Ultra-Sharp Upright Radiotherapy: An Alternate Modality for Flash-Capable Photon Sources Utilizing Lower Energy, Large-Source, Extended Distance Setups.
Abstract
Purpose
Secondary electron range constrains standard 6MV radiotherapy to 80%-20% dose penumbra of ~2.4–3 mm, limiting conformity and organ sparing. Photon FLASH likely necessitates even larger penumbra, which is potentially problematic as the dose rates can be non-FLASH there. Instead, we investigate what can be achieved by combining powerful sources with extreme collimation, to achieve sharper dose distributions and enhanced depth-dose penetration at standard dose rates. Advanced SRS, SBRT, and spatially fractionated radiotherapy (SFRT) are possible.
Methods
Extended source-to-patient distances are combined with lower energies, and conical arcs.
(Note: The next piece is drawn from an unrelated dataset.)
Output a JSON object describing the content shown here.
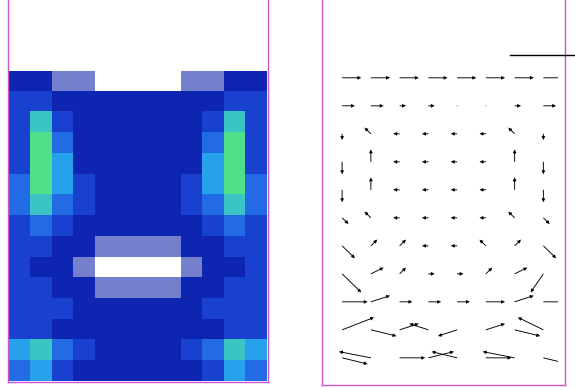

Specifically, percent depth doses (PDDs) from a 2.5 MV beam (Varian TrueBeam) at a 4 m Source-to-Axis Distance (SAD), with an additional lead filter, and external collimator, were measured in a 30x30x20 cm2 solid water phantom using radiochromic film (Gafchromic EBT3) and an Exradin A10 parallel-plate ion chamber. These extended distance beams (2.5MV-ED) were then benchmarked TOPAS Monte Carlo simulations. Monte Carlo calculations (with larger source sizes to regain dose rate) were made for upright patient conical arc deliveries with a 15° tilt between the beam and patient rotation axes. Simulations of a small cylindrical target and an SFRT pattern were investigated and compared with standard-geometry 6MV-FFF coplanar TrueBeam deliveries using small jaw-defined fields, and HD-MLC VMAT.
Results
The measured 2.5MV-ED beam achieved an 80–20% penumbra of 1.0 mm, compared with 2.4 mm for a standard 6 MV-FFF beam , while the extended-distance and filtration enabled comparable PDD10 52% vs 56% (for a 28mm2 field). In the SFRT model, the 2.5MV-ED conical approach achieved sharper dose fall-off in all cardinal directions with peak-to-valley dose ratios of 4.5–5.2, exceeding 2.8–2.9 of the 6 MV-FFF reference.
Conclusion
Low-energy, extended-distance photon beams delivered via upright conical arcs can overcome conventional linac penumbra limits while maintaining depth-dose fall-off. This opens up potential for higher-fidelity radiotherapy.